Commenting, John Moloney, Group Managing Director of Glanbia plc said:

"At this point in our development we face clear strategic choices as we approach a post quota era. The proposed new Joint Venture is based on an existing, well invested and profitable international dairy ingredients business. This creates a strong platform from which to grow milk volumes and to capture the benefits arising from increased milk production and processing, post the abolition of milk quotas. The Joint Venture will ensure a continuation of strong and complementary links between the plc and the Society within a structure that better accommodates the strategic interests of Society members.  It also enables Glanbia to continue its successful international growth strategy and to maximise value for all shareholders."

 

Joint Venture expected timetable and approvals:

13 November

Society Advisory Vote

The Joint Venture transaction is conditional upon approval by certain members of the Society. The Society will organise a vote to be held at local polling stations in each of its representative regions. Approval for the Joint Venture transaction is required from in excess of 50% of eligible  Society members who vote at the designated polling stations  on the day.

Late November

Glanbia Extraordinary General Meeting  ("EGM").   

The Joint Venture transaction is classified as a "related party transaction" under the Stock Exchange Listing Rules, as the Society owns approximately 54.4% of the issued share capital of Glanbia. Consequently, and subject to prior approval by Society members, completion of the Joint Venture transaction is conditional upon the approval of Glanbia shareholders (excluding the Society and its associates) at an EGM.    

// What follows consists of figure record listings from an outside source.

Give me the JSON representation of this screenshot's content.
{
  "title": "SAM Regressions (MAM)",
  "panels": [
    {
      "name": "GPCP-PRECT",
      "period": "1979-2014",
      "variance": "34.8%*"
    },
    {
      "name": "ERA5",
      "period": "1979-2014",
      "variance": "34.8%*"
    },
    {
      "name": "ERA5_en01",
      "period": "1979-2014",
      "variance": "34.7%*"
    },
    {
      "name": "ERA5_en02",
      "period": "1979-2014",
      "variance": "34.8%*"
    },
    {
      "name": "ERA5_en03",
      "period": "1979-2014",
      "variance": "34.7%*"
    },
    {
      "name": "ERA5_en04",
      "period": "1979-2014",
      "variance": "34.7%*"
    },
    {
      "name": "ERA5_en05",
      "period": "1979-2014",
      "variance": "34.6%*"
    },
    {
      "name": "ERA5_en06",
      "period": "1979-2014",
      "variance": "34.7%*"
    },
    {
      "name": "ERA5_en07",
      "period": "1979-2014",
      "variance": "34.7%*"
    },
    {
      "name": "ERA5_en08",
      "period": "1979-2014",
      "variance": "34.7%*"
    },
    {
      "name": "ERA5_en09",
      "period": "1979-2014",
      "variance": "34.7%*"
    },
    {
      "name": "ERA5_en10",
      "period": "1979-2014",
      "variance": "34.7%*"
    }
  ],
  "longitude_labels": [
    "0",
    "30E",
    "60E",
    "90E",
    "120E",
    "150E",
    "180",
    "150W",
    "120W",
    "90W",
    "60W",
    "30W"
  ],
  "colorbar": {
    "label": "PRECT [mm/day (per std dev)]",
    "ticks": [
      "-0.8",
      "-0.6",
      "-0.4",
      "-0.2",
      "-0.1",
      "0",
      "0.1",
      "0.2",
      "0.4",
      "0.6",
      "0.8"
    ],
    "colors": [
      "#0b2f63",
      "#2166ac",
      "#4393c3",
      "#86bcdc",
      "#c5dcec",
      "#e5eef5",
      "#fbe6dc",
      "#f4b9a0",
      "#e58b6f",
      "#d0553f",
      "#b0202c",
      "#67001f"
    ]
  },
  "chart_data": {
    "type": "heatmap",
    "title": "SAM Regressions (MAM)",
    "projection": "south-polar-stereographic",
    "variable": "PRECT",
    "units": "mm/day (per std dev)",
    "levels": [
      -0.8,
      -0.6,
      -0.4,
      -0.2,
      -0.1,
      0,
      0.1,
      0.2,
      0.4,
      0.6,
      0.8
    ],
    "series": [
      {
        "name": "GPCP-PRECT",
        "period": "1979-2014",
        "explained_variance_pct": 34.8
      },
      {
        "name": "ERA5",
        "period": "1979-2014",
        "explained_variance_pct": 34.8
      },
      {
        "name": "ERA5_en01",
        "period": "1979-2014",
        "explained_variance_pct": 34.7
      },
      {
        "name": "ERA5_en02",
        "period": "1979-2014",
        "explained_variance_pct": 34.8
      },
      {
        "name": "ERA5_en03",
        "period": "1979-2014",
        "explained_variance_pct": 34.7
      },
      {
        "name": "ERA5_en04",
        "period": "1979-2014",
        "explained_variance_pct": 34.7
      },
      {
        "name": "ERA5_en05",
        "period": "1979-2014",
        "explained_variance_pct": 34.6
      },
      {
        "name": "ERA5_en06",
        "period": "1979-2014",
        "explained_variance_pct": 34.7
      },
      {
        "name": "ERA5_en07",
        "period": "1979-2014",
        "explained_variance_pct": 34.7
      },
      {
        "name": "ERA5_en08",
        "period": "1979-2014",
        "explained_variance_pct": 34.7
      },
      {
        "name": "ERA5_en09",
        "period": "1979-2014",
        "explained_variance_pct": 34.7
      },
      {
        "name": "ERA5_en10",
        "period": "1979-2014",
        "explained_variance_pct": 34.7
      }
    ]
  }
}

A circular, prepared in accordance with the Stock Exchange Listing Rules, will be posted to Glanbia shareholders in early November. This document will contain details relating to the Joint Venture transaction and will convene the EGM.  

Late  November/December

Transaction Completion

If approved by both Society members and Glanbia shareholders, the Joint Venture Transaction is expected to be completed by the end of the year.

 

Subject to the Joint Venture transaction receiving the necessary approvals, the Society will, at two separate Special General Meetings, seek member approval to reduce its shareholding in Glanbia to 41.4%.  Dates for these meetings will be announced by the Society in due course.

 

 

ENDS

 

For further information contact:

 

Glanbia plc 

Siobhán Talbot, Group Finance Director                                                        +353 56 777 2200

Shane Power, Group Investor Relations Manager                                        +353 56 777 2244

Geraldine Kearney, Corporate Communications Director                          + 353 87 231 9430

 

Murray Consultants                                                                                           

Pat Walsh                                                                                                             +353 87 2269 345

 

 

 

 

Note to Editors:

 

About the proposed new Irish dairy processing Joint Venture transaction:

 

 The Joint Venture transaction incorporates the business and assets of Dairy Ingredients Ireland ("DII"), a business unit of the Dairy Ireland division of Glanbia, including its 45% share of the Corman Miloko Ireland JV and its 23% shareholding in the Irish Dairy Board. Under the proposed transaction, the new joint venture, to be known as Glanbia Ingredients Ireland ("GII") will be 60% owned by the Society and 40% owned by Glanbia. The business, net fixed assets, working capital and liabilities of DII will be transferred to the joint venture, which will also assume the relevant pension obligations of DII.

 

The existing DII business is the largest dairy ingredients processor in Ireland, assembling a milk pool of 1.6 billion litres and processing it into c.180,000 tonnes of dairy ingredients largely for export to over 50 countries worldwide. In 2011, DII generated revenue of €738 million, operating profit of €33 million and EBITDA of €44 million.